A saliency based motion detection model of visual system considering visual adaptation properties

Abstract

The purpose of this study is to construct a mathematical model which predicts saliency regions in high-speed egocentric-motion movies, filmed by an embedded camera in a driving vehicle, by reproducing the characteristics of the area MT and MST neurons' receptive fields with consideration of visual adaptation properties. The area MT neurons integrate from the area V1 activation and respond well to regions where higher motion contrasts exist. While the area MST neurons detect global motions such as expansion, contraction, rotation, and so on. We modeled the area MT neurons' receptive fields as a center-surround spatial summation of counter sided motion vectors of visual scenery. The area MST neurons in our model integrate the responses of the MT neurons by convolving with spacial weight functions of which central portions are biased to preferred direction.
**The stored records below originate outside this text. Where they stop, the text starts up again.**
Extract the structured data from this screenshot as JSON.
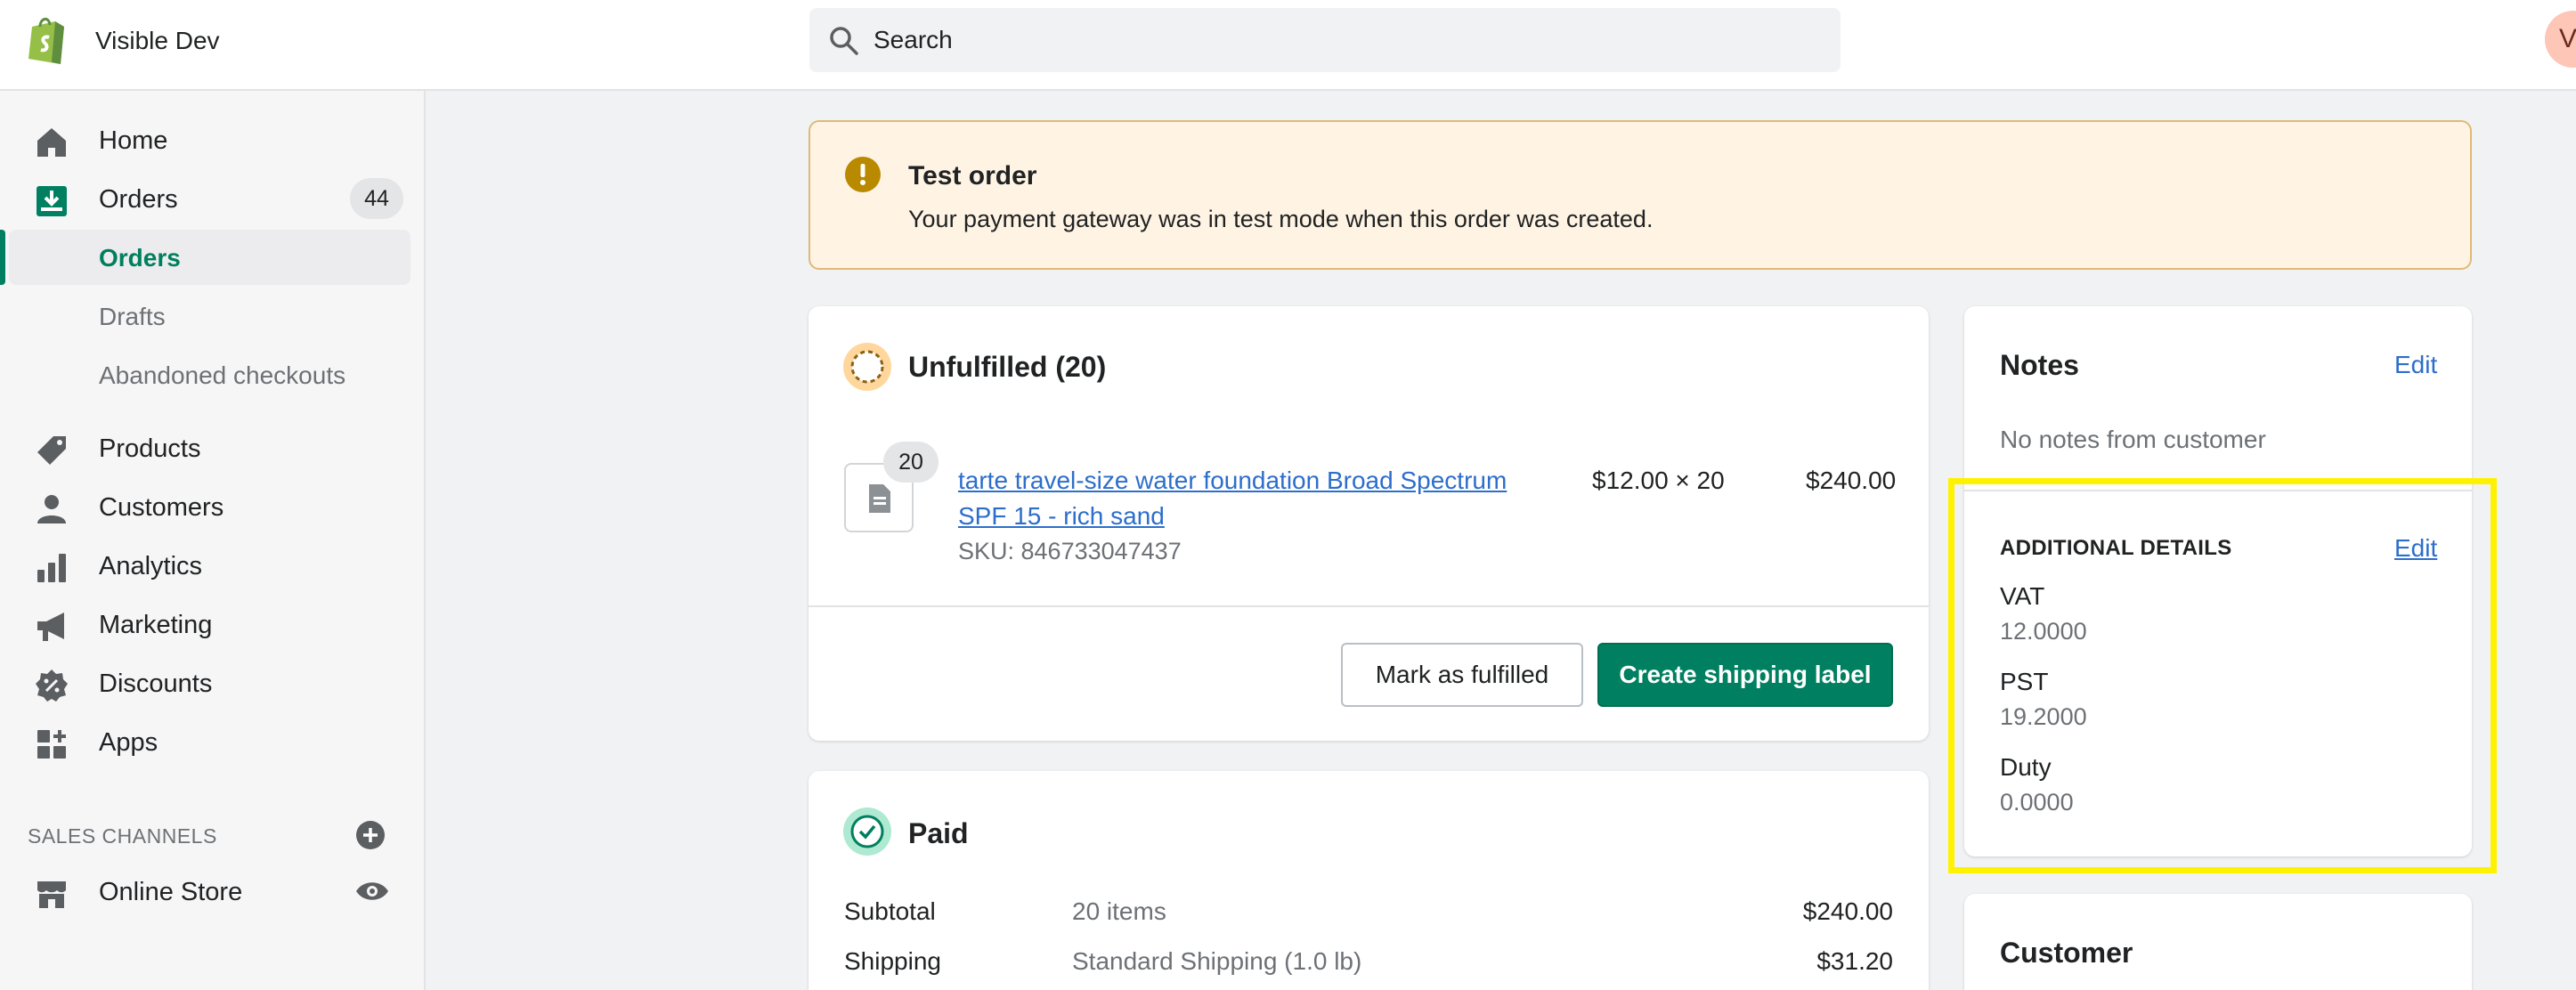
{
  "topbar": {
    "store_name": "Visible Dev",
    "search_placeholder": "Search",
    "avatar_initial": "V"
  },
  "sidebar": {
    "items": [
      {
        "label": "Home",
        "icon": "home-icon"
      },
      {
        "label": "Orders",
        "icon": "orders-icon",
        "badge": "44"
      },
      {
        "label": "Products",
        "icon": "tag-icon"
      },
      {
        "label": "Customers",
        "icon": "person-icon"
      },
      {
        "label": "Analytics",
        "icon": "bar-chart-icon"
      },
      {
        "label": "Marketing",
        "icon": "megaphone-icon"
      },
      {
        "label": "Discounts",
        "icon": "discount-icon"
      },
      {
        "label": "Apps",
        "icon": "apps-icon"
      }
    ],
    "orders_sub": [
      {
        "label": "Orders",
        "active": true
      },
      {
        "label": "Drafts",
        "active": false
      },
      {
        "label": "Abandoned checkouts",
        "active": false
      }
    ],
    "sales_channels_title": "SALES CHANNELS",
    "online_store": "Online Store"
  },
  "banner": {
    "title": "Test order",
    "text": "Your payment gateway was in test mode when this order was created."
  },
  "fulfillment": {
    "title": "Unfulfilled (20)",
    "item": {
      "quantity": "20",
      "name": "tarte travel-size water foundation Broad Spectrum SPF 15 - rich sand",
      "sku": "SKU: 846733047437",
      "unit_price": "$12.00 × 20",
      "total": "$240.00"
    },
    "mark_fulfilled": "Mark as fulfilled",
    "create_label": "Create shipping label"
  },
  "payment": {
    "title": "Paid",
    "rows": [
      {
        "label": "Subtotal",
        "desc": "20 items",
        "amount": "$240.00"
      },
      {
        "label": "Shipping",
        "desc": "Standard Shipping (1.0 lb)",
        "amount": "$31.20"
      }
    ]
  },
  "notes": {
    "title": "Notes",
    "edit": "Edit",
    "empty": "No notes from customer"
  },
  "additional": {
    "title": "ADDITIONAL DETAILS",
    "edit": "Edit",
    "rows": [
      {
        "key": "VAT",
        "value": "12.0000"
      },
      {
        "key": "PST",
        "value": "19.2000"
      },
      {
        "key": "Duty",
        "value": "0.0000"
      }
    ]
  },
  "customer": {
    "title": "Customer"
  },
  "colors": {
    "accent": "#008060",
    "link": "#2c6ecb",
    "highlight": "#fff200"
  }
}
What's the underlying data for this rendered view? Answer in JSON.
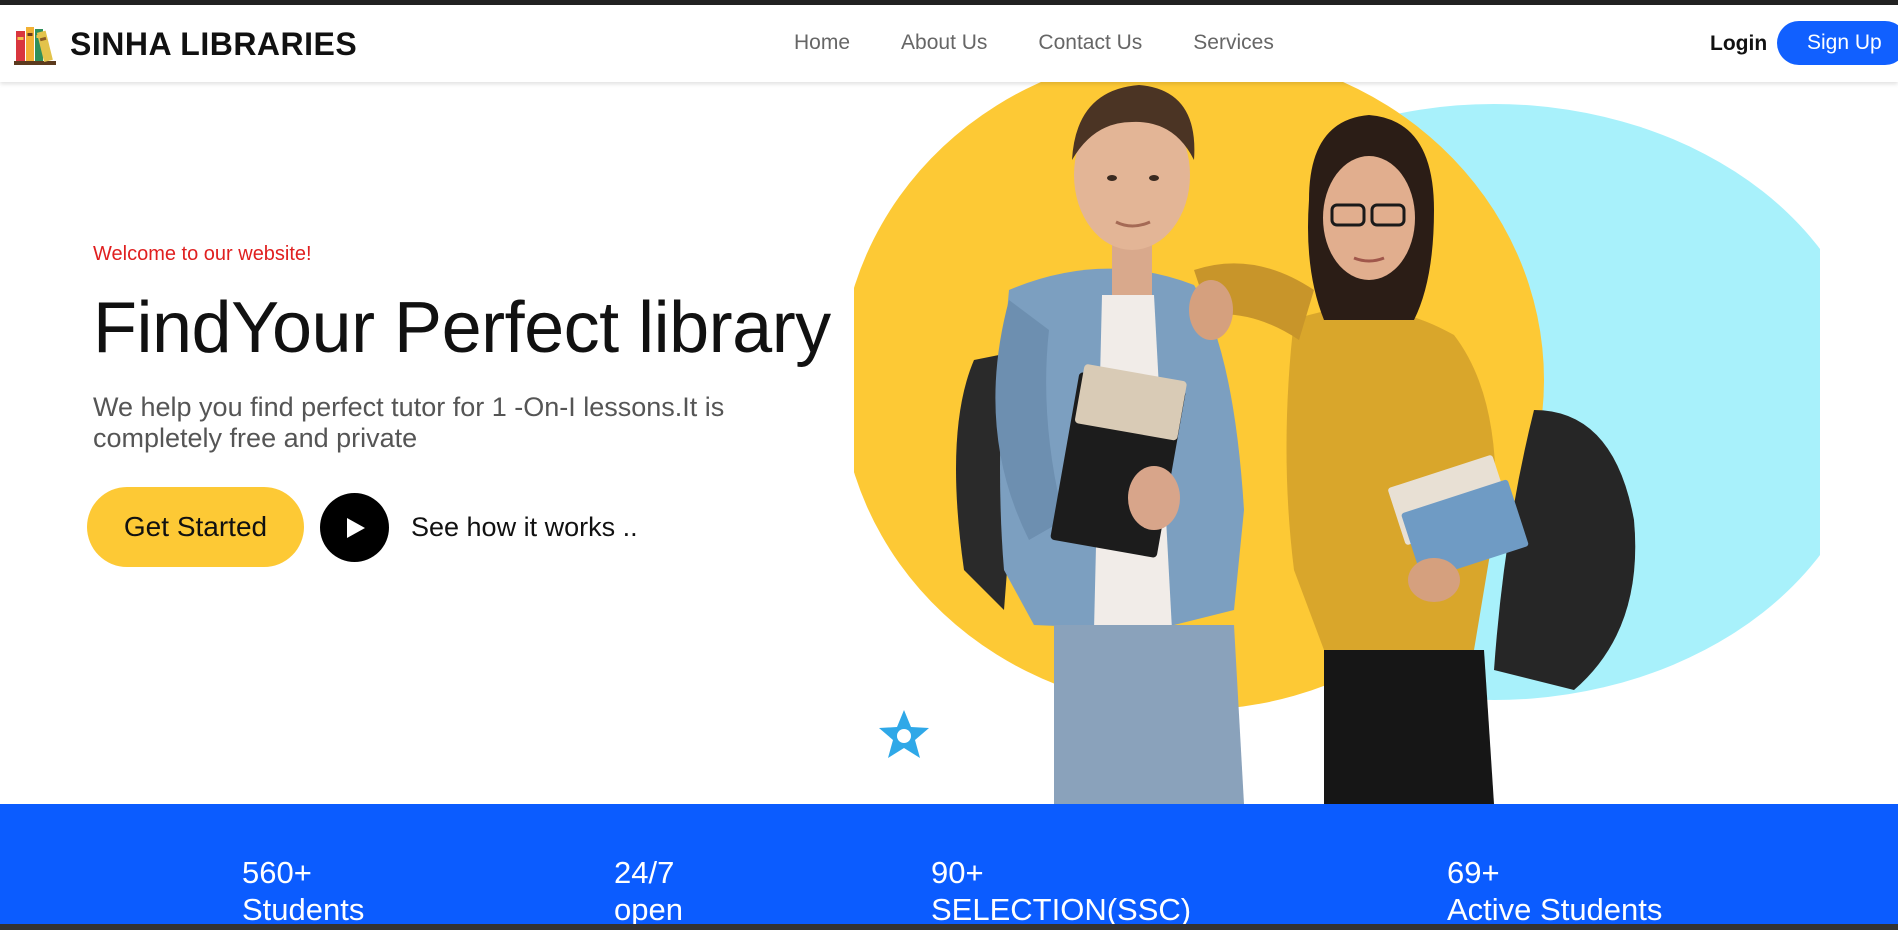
{
  "brand": {
    "name": "SINHA LIBRARIES",
    "logo_icon": "books-icon"
  },
  "nav": {
    "links": [
      "Home",
      "About Us",
      "Contact Us",
      "Services"
    ],
    "login_label": "Login",
    "signup_label": "Sign Up"
  },
  "hero": {
    "welcome": "Welcome to our website!",
    "title": "FindYour Perfect library",
    "description": "We help you find perfect tutor for 1 -On-I lessons.It is completely free and private",
    "cta_label": "Get Started",
    "play_icon": "play-icon",
    "secondary_label": "See how it works .."
  },
  "colors": {
    "accent_yellow": "#fdc935",
    "accent_blue": "#0b5cff",
    "welcome_red": "#e02020",
    "circle_cyan": "#a8f1fb"
  },
  "stats": [
    {
      "number": "560+",
      "label": "Students"
    },
    {
      "number": "24/7",
      "label": "open"
    },
    {
      "number": "90+",
      "label": "SELECTION(SSC)"
    },
    {
      "number": "69+",
      "label": "Active Students"
    }
  ]
}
Visual adaptations were taken as the primary delay filters for each visual feature channel to deplete the saliency of stationary objects and regions during particular frames. The simulation results for the movies which were taken in a running vehicle indicate that the proposed model detects more salient objects around the vanishing point than the conventional saliency based model. To evaluate the performance of proposed model, we defined the moving-NSS (normalized scan-path salience) scores as the averaged NSS scores in each moving time window. The moving-NSS scores for motion images of our model were higher than those of the conventional model.